L'autre jour, je suis allée au hammam. En bas de chez moi.

J'ai payé un gommage et une vieille femme a fini par me trouver pour me gommer. Elle avait un ton un peu dur, s'exprimant à mi-mots, me donnant des ordres brefs. Elle me demanda si j'avais un gant ? Non, du savon noir ? Non. "Ah, tu n'as rien". Vas-y allonge-toi ! et je m'allonge sur un tapis en plastique posé à même le sol. Elle se met à me frotter avec énergie. Je suis sur le ventre. Elle me demande ensuite de me retourner : elle passe sur tout mon corps d'où les peaux mortes sortent. Elle me dit que je dois le faire une fois par semaine chez moi. Quand c'est fini, elle me montre le petit lavabo qui m'est destiné, elle me dit de me tourner, me demande mon savon et me lave le dos : " Sors ton shampooing, commence par te laver les cheveux." Je me suis sentie comme amollie, attendrie, j'ai lavé ma peau des peaux mortes, je l'ai remerciée. Ca m'a fait une sensation étrange. Ca faisait comme de l'air qui entre dans une fente et ça émeut. Mais l'émotion n'a pas de nom. C'est à peine une émotion. 

Plus tard, alors que j'avais encore passé du temps dans la salle où la vapeur sort d'une sorte de fontaine en métal avec une ouverture recouverte de laurier, je la revois, elle me dit en remarquant mon slip : "Va dans la douche, retire ça et lave-toi bien tout ça." Elle hoche la tête l'air de dire : "Ah là là, quelle empotée celle-ci". Ici, c'est la vie de se toucher tout au long de la vie. Elles se touchent, le rituel de venir aux bains pour se nettoyer des impuretés physiques et psychiques, d'entrer en méditation dans un endroit clos, sous terre et chaud, de laisser la chaleur nous attendrir les muscles, de faire le point loin de l'agitation et de rendre la peau douce, de faire une coupure par rapport à la vie d'occupation. C'est agréable de voir des femmes être des femmes dans leurs paroles, leur présence, leurs poils, leurs odeurs, leurs complicités. Ici, c'est normal de se toucher. Ca fait circuler le sang et l'énergie. Ca calme, ça nettoie, ça materne.
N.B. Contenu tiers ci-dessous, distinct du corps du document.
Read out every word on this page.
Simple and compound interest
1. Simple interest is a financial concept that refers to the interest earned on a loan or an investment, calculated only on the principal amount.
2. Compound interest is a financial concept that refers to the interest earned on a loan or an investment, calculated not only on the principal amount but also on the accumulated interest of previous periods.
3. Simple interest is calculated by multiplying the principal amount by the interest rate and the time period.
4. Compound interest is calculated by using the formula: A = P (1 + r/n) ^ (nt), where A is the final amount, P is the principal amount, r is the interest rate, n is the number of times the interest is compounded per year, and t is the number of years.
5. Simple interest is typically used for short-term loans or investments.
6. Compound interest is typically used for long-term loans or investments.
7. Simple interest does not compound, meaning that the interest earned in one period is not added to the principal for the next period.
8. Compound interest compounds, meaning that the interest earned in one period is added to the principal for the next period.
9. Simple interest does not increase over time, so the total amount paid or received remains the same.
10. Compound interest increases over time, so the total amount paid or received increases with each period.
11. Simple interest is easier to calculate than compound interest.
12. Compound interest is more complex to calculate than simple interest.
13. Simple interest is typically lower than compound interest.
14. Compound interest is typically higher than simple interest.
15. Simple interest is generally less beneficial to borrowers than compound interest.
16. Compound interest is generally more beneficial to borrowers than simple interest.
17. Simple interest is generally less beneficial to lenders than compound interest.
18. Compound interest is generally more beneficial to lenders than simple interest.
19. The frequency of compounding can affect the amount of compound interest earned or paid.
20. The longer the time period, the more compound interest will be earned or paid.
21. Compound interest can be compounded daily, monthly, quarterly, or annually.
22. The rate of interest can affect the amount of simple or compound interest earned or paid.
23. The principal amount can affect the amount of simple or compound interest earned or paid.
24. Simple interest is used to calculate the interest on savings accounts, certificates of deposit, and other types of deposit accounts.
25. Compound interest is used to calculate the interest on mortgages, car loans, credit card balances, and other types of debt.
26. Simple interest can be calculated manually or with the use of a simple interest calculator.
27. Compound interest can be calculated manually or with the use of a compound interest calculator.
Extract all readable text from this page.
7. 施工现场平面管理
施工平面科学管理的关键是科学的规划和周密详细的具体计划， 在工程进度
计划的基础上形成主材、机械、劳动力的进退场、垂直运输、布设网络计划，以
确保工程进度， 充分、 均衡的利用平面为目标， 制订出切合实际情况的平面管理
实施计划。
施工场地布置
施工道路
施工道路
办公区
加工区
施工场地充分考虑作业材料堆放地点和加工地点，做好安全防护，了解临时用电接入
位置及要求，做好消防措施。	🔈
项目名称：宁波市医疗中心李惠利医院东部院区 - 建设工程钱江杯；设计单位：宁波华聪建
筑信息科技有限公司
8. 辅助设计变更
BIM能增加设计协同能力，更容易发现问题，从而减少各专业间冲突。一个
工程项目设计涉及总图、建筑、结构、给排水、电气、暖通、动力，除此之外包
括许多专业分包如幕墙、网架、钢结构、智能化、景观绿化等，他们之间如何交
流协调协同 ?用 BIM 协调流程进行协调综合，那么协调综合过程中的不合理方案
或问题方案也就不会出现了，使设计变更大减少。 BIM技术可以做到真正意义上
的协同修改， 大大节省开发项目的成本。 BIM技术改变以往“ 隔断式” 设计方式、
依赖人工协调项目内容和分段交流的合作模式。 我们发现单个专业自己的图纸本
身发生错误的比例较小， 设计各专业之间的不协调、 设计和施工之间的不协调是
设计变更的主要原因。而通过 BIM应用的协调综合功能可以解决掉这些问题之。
Je me souviens de Saint-Paul qui condamna l'enveloppe charnelle dans ces lettres et l'occident en est encore là. Mais on est tombé sur la tête ou quoi ? Dans les villes, les gens s'étiolent de ne pas se toucher, et sans doute de ne pas s'émouvoir. Que c'est bon d'avoir un corps, d'être dans un corps, de marcher dans un corps, de regarder avec un corps, de se poser dans son propre corps, de rencontrer cette femme qui voit où ça cloche chez moi, qui m'accorde quelque bienveillance en quelques mots, en quelques gestes, qui m'offre sa paume de main pour de la mousse de savon sur mon dos qui souffre tant. Je souris, je me répare ma poupée délaissée. Il n'y a plus la peur de l'effondrement, l'effondrement a eu lieu il y a longtemps. Il est à éprouver.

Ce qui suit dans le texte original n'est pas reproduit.